Watkins never forgot his roots and was totally self-effacing. He relaxed away from the burdens of his professional and judicial lives on the golf course and watching Glamorgan Wanderers on a Saturday afternoon, walking the touchline as he supported the team and drinking no more than three half pints of beer in the bar afterwards.
He was an intensely private person with a strong family life. He was devoted to his wife, Eirwen with whom he shared their abiding grief at the loss of their son Rhodri who died in 1982. His inner life and his dealings with all manner of people was based on his abiding Christian faith. He kept the Bible at his bedside and in a wide ranging conversation with the Archbishop of Wales, he spoke about his belief in God and the need for prayer. He said he had seen how faith had helped soldiers under his command “when the chips were down” and that was real faith.

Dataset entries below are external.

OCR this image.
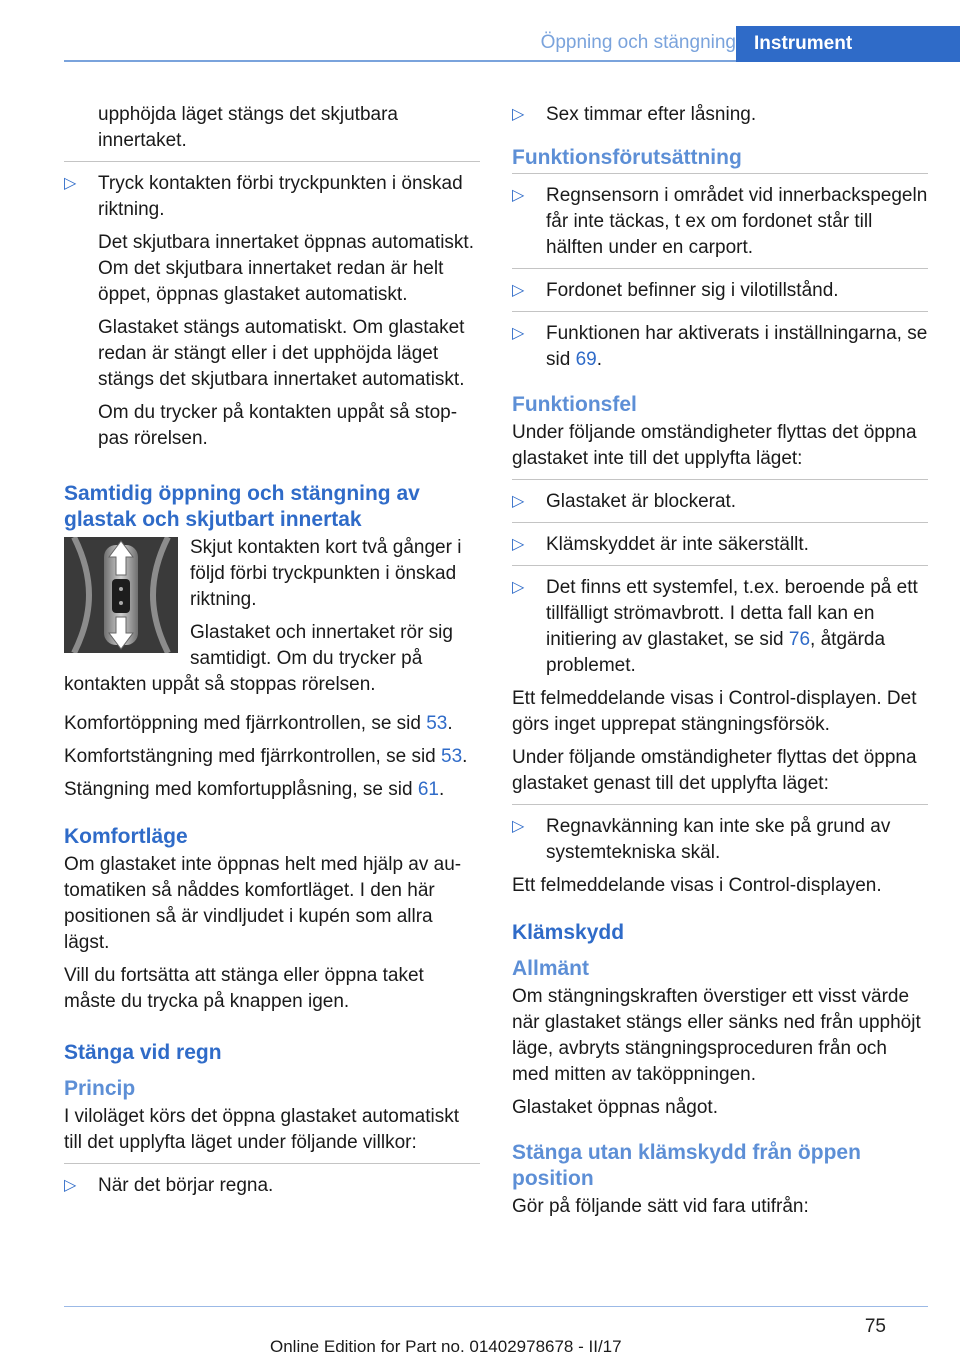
Öppning och stängning Instrument

upphöjda läget stängs det skjutbara innertaket.

▷ Tryck kontakten förbi tryckpunkten i önskad riktning.

Det skjutbara innertaket öppnas automatiskt. Om det skjutbara innertaket redan är helt öppet, öppnas glastaket automatiskt.

Glastaket stängs automatiskt. Om glastaket redan är stängt eller i det upphöjda läget stängs det skjutbara innertaket automatiskt.

Om du trycker på kontakten uppåt så stoppas rörelsen.

Samtidig öppning och stängning av glastak och skjutbart innertak

Skjut kontakten kort två gånger i följd förbi tryckpunkten i önskad riktning.

Glastaket och innertaket rör sig samtidigt. Om du trycker på kontakten uppåt så stoppas rörelsen.

Komfortöppning med fjärrkontrollen, se sid 53.

Komfortstängning med fjärrkontrollen, se sid 53.

Stängning med komfortupplåsning, se sid 61.

Komfortläge

Om glastaket inte öppnas helt med hjälp av automatiken så nåddes komfortläget. I den här positionen så är vindljudet i kupén som allra lägst.

Vill du fortsätta att stänga eller öppna taket måste du trycka på knappen igen.

Stänga vid regn
Princip

I viloläget körs det öppna glastaket automatiskt till det upplyfta läget under följande villkor:

▷ När det börjar regna.
▷ Sex timmar efter låsning.
Funktionsförutsättning
▷ Regnsensorn i området vid innerbackspegeln får inte täckas, t ex om fordonet står till hälften under en carport.
▷ Fordonet befinner sig i vilotillstånd.
▷ Funktionen har aktiverats i inställningarna, se sid 69.
Funktionsfel

Under följande omständigheter flyttas det öppna glastaket inte till det upplyfta läget:

▷ Glastaket är blockerat.
▷ Klämskyddet är inte säkerställt.
▷ Det finns ett systemfel, t.ex. beroende på ett tillfälligt strömavbrott. I detta fall kan en initiering av glastaket, se sid 76, åtgärda problemet.

Ett felmeddelande visas i Control-displayen. Det görs inget upprepat stängningsförsök.

Under följande omständigheter flyttas det öppna glastaket genast till det upplyfta läget:

▷ Regnavkänning kan inte ske på grund av systemtekniska skäl.

Ett felmeddelande visas i Control-displayen.

Klämskydd
Allmänt

Om stängningskraften överstiger ett visst värde när glastaket stängs eller sänks ned från upphöjt läge, avbryts stängningsproceduren från och med mitten av taköppningen.

Glastaket öppnas något.

Stänga utan klämskydd från öppen position

Gör på följande sätt vid fara utifrån:

75
Online Edition for Part no. 01402978678 - II/17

Tasker Watkins died on 9 September 2007 at the University Hospital of Wales, Cardiff. His funeral was held at Llandaff Cathedral on 15 September with a bearer party of officers of the Royal Regiment of Wales carrying his coffin. Memorial Services were held on 1 December 2007 simultaneously at Llandaff Cathedral and St John's Cathedral in s'Hertogenbosch.
He was a warm, modest and companionable man who occupied a unique position in the life of Wales. In a letter to his daughter written after his death, the Prince of Wales described him as ‘a truly great Welshman’ and said ‘the fame of his courageous exploits and selfless service will live on in the annals of Welsh history’.